Il ne faut pas croire non plus que les esprits que le Créateur émane
sans cesse de son sein, se placent sans ordre et confusément, sans
comparaison, comme une troupe d'hommes ou d'animaux épars au gré
de leur caprice ; ces êtres divins reçoivent, avec l'émanation,
des lois et des puissances, selon leurs facultés d'opérations
divines spirituelles : ils vont en conséquence prendre leur place
dans les différentes classes spirituelles dont je t'ai parlé,
et où ils accomplissent chacun en particulier leurs différentes
opérations. C'est là ce qui constitue cette fameuse immensité
divine, incompréhensible non seulement aux mortels, mais même
à tout esprit émané. Cette connaissance n'appartient
qu'au Créateur. Il faut remarquer Israël, que, parmi ces classes
spirituelles fondées avant le
temps dans l'immensité divine, la classe mineure ternaire n'était
pas alors celle du mineur spirituel divin quaternaire, ou de l'homme. En
effet, tu dois être ainsi instruit pour savoir que le mineur n'était
pas encore émané, et que l'ordre d'émanation des mineurs
spirituels n'a commencé qu'après la prévarication et
la chute des esprits pervers. Pour te faire connaître cette émanation
spirituelle, de même que le changement que le crime des démons
opéra dans les actions et les opérations des habitants de
l'immensité, je te dirai avec vérité d'après
l'Eternel, qu'à peine les esprits pervers furent bannis de la présence
du Créateur, les esprits inférieurs et mineurs ternaires reçurent
la puissance d'opérer la loi innée en eux de production d'essences
spiritueuses, afin de contenir les prévaricateurs dans des bornes
ténébreuses de privation divine. En recevant cette puissance,
ils furent sur-le-champ émancipés ; leur action, qui était
pure spirituelle divine, fut changée aussitôt que l'esprit
eut prévariqué ; ils ne furent plus que des êtres spirituels
temporels, destinés à opérer les différentes
lois que le Créateur leur prescrivait pour l'entier accomplissement
de Ses volontés, C'est alors que les mineurs spirituels quaternaires
furent émanés du sein de la Divinité, et qu'ils occupèrent
dans l'immensité divine la place dont les esprits mineurs ternaires
venaient d'être émancipés pour opérer temporellement.

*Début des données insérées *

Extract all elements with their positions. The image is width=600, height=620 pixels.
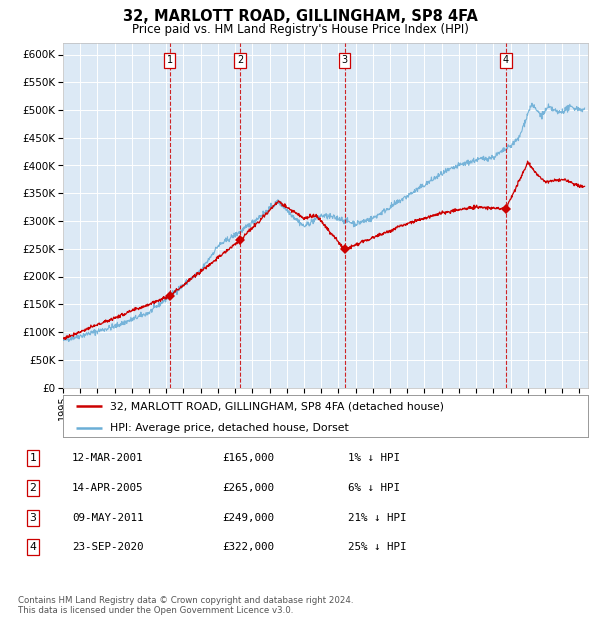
Text: 2: 2: [29, 483, 37, 493]
Text: 21% ↓ HPI: 21% ↓ HPI: [348, 513, 407, 523]
Text: £322,000: £322,000: [222, 542, 274, 552]
Text: Contains HM Land Registry data © Crown copyright and database right 2024.
This d: Contains HM Land Registry data © Crown c…: [18, 596, 353, 615]
Text: 3: 3: [341, 55, 347, 66]
Text: £265,000: £265,000: [222, 483, 274, 493]
Text: 1: 1: [29, 453, 37, 463]
Text: 4: 4: [503, 55, 509, 66]
Text: 12-MAR-2001: 12-MAR-2001: [72, 453, 143, 463]
Text: £249,000: £249,000: [222, 513, 274, 523]
Text: 1: 1: [166, 55, 173, 66]
Text: 32, MARLOTT ROAD, GILLINGHAM, SP8 4FA (detached house): 32, MARLOTT ROAD, GILLINGHAM, SP8 4FA (d…: [110, 401, 444, 411]
Text: 09-MAY-2011: 09-MAY-2011: [72, 513, 143, 523]
Text: 2: 2: [237, 55, 243, 66]
Text: HPI: Average price, detached house, Dorset: HPI: Average price, detached house, Dors…: [110, 423, 349, 433]
Text: 3: 3: [29, 513, 37, 523]
Text: Price paid vs. HM Land Registry's House Price Index (HPI): Price paid vs. HM Land Registry's House …: [131, 23, 469, 36]
Text: 23-SEP-2020: 23-SEP-2020: [72, 542, 143, 552]
Text: 6% ↓ HPI: 6% ↓ HPI: [348, 483, 400, 493]
Text: 25% ↓ HPI: 25% ↓ HPI: [348, 542, 407, 552]
Text: 32, MARLOTT ROAD, GILLINGHAM, SP8 4FA: 32, MARLOTT ROAD, GILLINGHAM, SP8 4FA: [122, 9, 478, 24]
Text: 4: 4: [29, 542, 37, 552]
Text: 1% ↓ HPI: 1% ↓ HPI: [348, 453, 400, 463]
Text: 14-APR-2005: 14-APR-2005: [72, 483, 143, 493]
Text: £165,000: £165,000: [222, 453, 274, 463]
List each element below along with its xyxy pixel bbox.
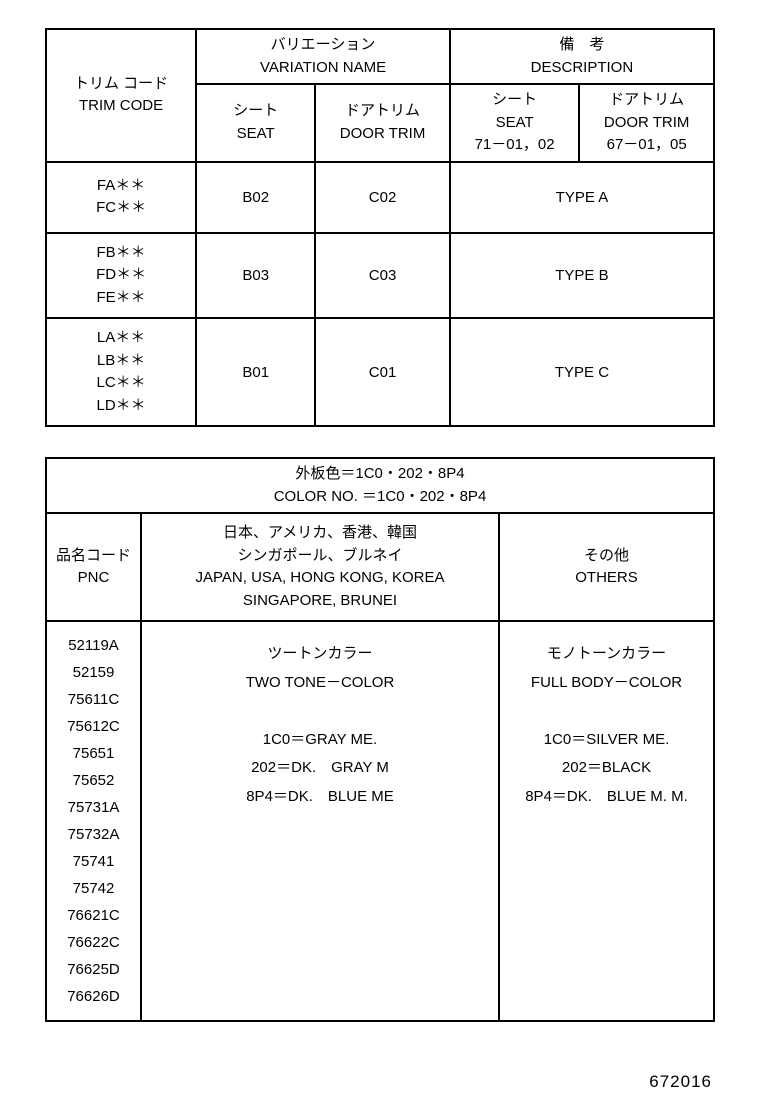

Il faut que tu saches, Israël, que le changement qu'opéra la
prévarication des esprits pervers fut si fort que le Créateur
fit force de loi, non seulement contre ces prévaricateurs, mais même
dans les différentes classes spirituelles de l'immensité divine.
Tu dois le concevoir par la vie de confusion que tu mènes ici bas,
par la création du temps, et par les différentes actions qui
s'opèrent dans le surcéleste, le céleste et le terrestre,
où tout t'enseigne le changement universel produit par cette prévarication
; mais cependant, comme cette prévarication arriva avant que les
mineurs fussent émanés, ils ne purent en recevoir aucune souillure
ni aucune communication ; aussi n'arriva-t-il pour lors aucun changement
dans leur classe, et c'est pour cette raison qu'ils furent les dépositaires
de la grande puissance de la Divinité. Oui, Israël, la redoutable
puissance quaternaire leur fut confiée, et cela ne pouvait être
autrement, ces mineurs étant des esprits purs et sans tache émanés
du sein de la justice et de la sainteté mêmes, pour manifester
la gloire et la force du Créateur ; ils n'avaient eu aucune connaissance
du mal, ni directement, ni indirectement ; il était donc convenable
que le Créateur comblât de tous ses dons des êtres aussi
justes, et qu'Il leur donnât des pouvoirs conformes à la pureté
de leur nature spirituelle et au dessein qu'Il se proposait en les émanant
de Son sein. Voilà d'où vient la grandeur de la puissance
et de la vertu du mineur, et voilà pourquoi ces lois d'action et
d'opération ne furent point dérangées par
le changement que la prévarication des esprits pervers occasionna
dans les autres
classes de l'immensité divine. Cette puissance de l'homme était
si considérable que, malgré sa prévarication même,
il est encore supérieur à tout autre esprit spirituel, soit
émané, soit émancipé. Tu peux voir en effet
par la figure qu'aucun être spirituel n'a conservé aussi distinctement
que l'esprit mineur la correspondance directe et principale avec le Créateur
: vois la ligne perpendiculaire qui descend du centre du premier cercle
surcéleste jusqu'au centre du corps général terrestre
représenté par la figure triangulaire ; c'est cette perpendiculaire
qui marque la supériorité sur tous les êtres. Le Créateur
a tellement voulu conserver l'autorité puissante du mineur que, malgré
que ce mineur ait prévariqué, le Créateur a distingué
la force de la loi dont il a usé envers lui d'avec celle dont il
a usé envers les premiers esprits prévaricateurs ; ceux-ci
sont condamnés par un décret de l'Eternel à ne pouvoir
agir qu'en privation divine pendant toute une éternité temporelle,
et à n'avoir aucune communication du Créateur, ni de ses intelligences
; le mineur, au contraire, n'a point perdu cette communication ; il a conservé
la faculté et la puissance première qu'il avait reçue
dès son émanation dans le corps universel. Mais le Créateur,
ne pouvant laisser la faute de l'homme impunie, a changé véritablement
les lois d'action et d'opération spirituelles que les mineurs ont
à faire dans cet univers ; et c'est là la
matière dont le Créateur fit force de loi contre Son mineur.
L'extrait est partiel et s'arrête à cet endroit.